A imitazione di Gesù, colui che guida gli esercizi non deve pertanto stare a chiedersi se nell’eserciziante manca una coscienza di Dio; egli deve piuttosto saper percepire che Dio è già presente e attivo in lui. Nella società d’oggi – e anche nella Chiesa – scrive il padre, spesso i segni di questa presenza non sono quelli di una religiosità manifesta, ma di una vita onesta. Come osserva il papa nell’enciclica Dives in misericordia: «Il significato vero e proprio della misericordia non consiste soltanto nello sguardo, fosse pure il più penetrante e compassionevole, rivolto verso il male morale, fisico o materiale: la misericordia si manifesta nel suo aspetto vero e proprio quando rivaluta, promuove e trae il bene da tutte le forme di male esistenti nel mondo e nell’uomo» (6).

Le conseguenze pratiche di questa affermazione sono molto importanti. Chi predica gli esercizi è sottratto alla tentazione di guardare soprattutto all’esperienza di preghiera, al fatto se uno è animato da un vero desiderio oppure alla sua capacità di impegnarsi in una disciplina di preghiera, di esame e confronto. In realtà, l’espressione più autentica di questo desiderio non consiste necessariamente nella pratica religiosa o nei segni che l’accompagnano e ancor meno nel volontarismo ascetico; si rivelano invece nelle beatitudini già sbocciate o hanno cominciato a fiorire nella sua vita. Dietro agli atteggiamenti apparentemente a-religiosi o agnostici e alle numerose ambiguità e incoerenze descritte, l’onestà della persona può nascondere un desiderio vivo ed effettivo che il predicatore degli esercizi, deve sforzarsi di mettere in luce e di far emergere, poiché, come scrive sant’Ignazio, «è acceso da Dio».

È così che Gesù agiva. Perché del resto egli avrebbe detto che molti “non praticanti” «vi passano avanti nel regno di Dio» (Mt 21,31)?

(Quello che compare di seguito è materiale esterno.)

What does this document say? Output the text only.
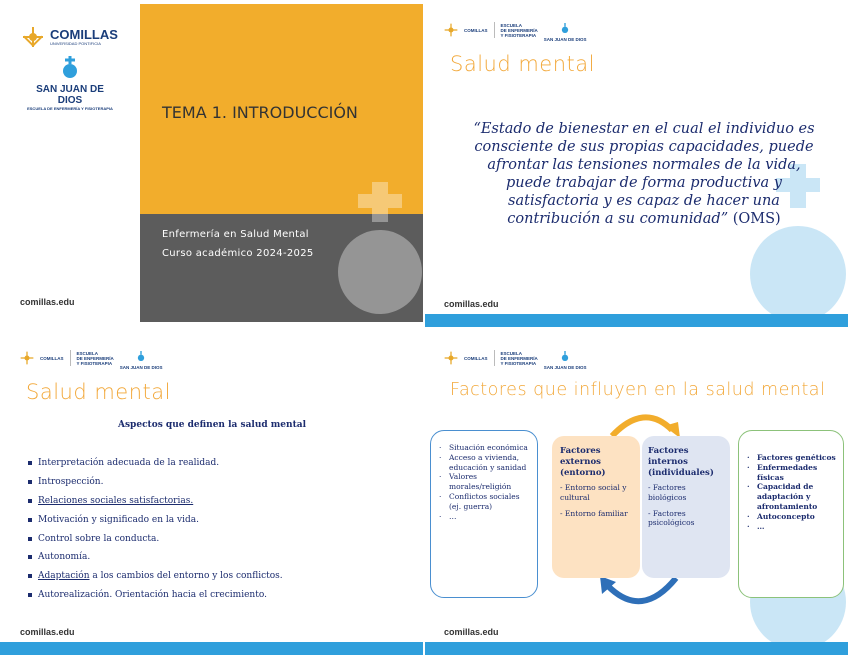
COMILLAS
UNIVERSIDAD PONTIFICIA
SAN JUAN DE DIOS
ESCUELA DE ENFERMERÍA Y FISIOTERAPIA	TEMA 1. INTRODUCCIÓN
Enfermería en Salud Mental
Curso académico 2024-2025
comillas.edu
COMILLAS
ESCUELA
DE ENFERMERÍA
Y FISIOTERAPIA
SAN JUAN DE DIOS
Salud mental
“Estado de bienestar en el cual el individuo es consciente de sus propias capacidades, puede afrontar las tensiones normales de la vida, puede trabajar de forma productiva y satisfactoria y es capaz de hacer una contribución a su comunidad” (OMS)
comillas.edu
COMILLAS
ESCUELA
DE ENFERMERÍA
Y FISIOTERAPIA
SAN JUAN DE DIOS
Salud mental
Aspectos que definen la salud mental
Interpretación adecuada de la realidad.
Introspección.
Relaciones sociales satisfactorias.
Motivación y significado en la vida.
Control sobre la conducta.
Autonomía.
Adaptación a los cambios del entorno y los conflictos.
Autorealización. Orientación hacia el crecimiento.
comillas.edu
COMILLAS
ESCUELA
DE ENFERMERÍA
Y FISIOTERAPIA
SAN JUAN DE DIOS
Factores que influyen en la salud mental
·	Situación económica
·	Acceso a vivienda, educación y sanidad
·	Valores morales/religión
·	Conflictos sociales (ej. guerra)
·	…
Factores externos (entorno)

- Entorno social y cultural

- Entorno familiar

Factores internos (individuales)

- Factores biológicos

- Factores psicológicos

· Factores genéticos
· Enfermedades físicas
· Capacidad de adaptación y afrontamiento
· Autoconcepto
· …
comillas.edu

Ignacio Iglesias si chiede: «Perché lamentarci oggi se un certo tipo di persone, soprattutto tra gli uomini, non si pone la domanda se fare o no gli esercizi, oppure lo fanno con riluttanza e con un certo pudore imbarazzato? Perché ostinarci a esigere tutta una serie di pratiche e osservanze “religiose” da parte di coloro che, nel loro modo “secolare” di dedicarsi agli altri, hanno già cominciato ad applicare l’ideale ignaziano consistente “nell’uscire dall’amor proprio, dalla propria volontà e dai loro interessi»? Non rischiamo forse di voler troppo qualificare gli esercizi, di farne una specie di operazione di chirurgia estetica per élites molto speciali? Non ci troviamo già davanti alla necessità di impedire che essi non abbiamo a deviare verso una specie di “devozione” che sarebbe un po’ come una medicina per prevenire o curare un’influenza o una forte febbre? Se gli esercizi sono una via che deve aprire alla conversione, non dobbiamo allora sforzarci di identificare come base gruppi di persone che, spesso senza saperlo, vivono già delle pagine, a volte difficili, del Vangelo? Non dobbiamo forse ravvivare la forza “missionaria” degli esercizi stando attenti più a ciò che c’è già di “vita” nel possibile eserciziante che non alla sua religiosità?

 

NON METTERSI

DAVANTI ALLO SPIRITO

 

In questo dimensione “missionaria” , il terzo atteggiamento da assumere da parte di chi guida gli esercizi, è di coltivare un rapporto con le persone e compiere un percorso di prossimità, di ascolto, di pazienza, di attesa, di riconoscimento e di sostegno dei valori evangelici autentici, smascherando quelli non veri. In questo esercizio la guida deve essere molto attenta a non “mettersi davanti allo Spirito”, ma a “lasciarsi condurre e moderare da lui”, a discernerne la presenza, segnalando dove egli è, e quali ne sono le manifestazioni. La persona che gli sta davanti dovrà essere perciò trattata con sommo rispetto; un rispetto fondato sull’immenso valore che ciascuno possiede per il semplice fatto di esistere. È così che Dio ci considera.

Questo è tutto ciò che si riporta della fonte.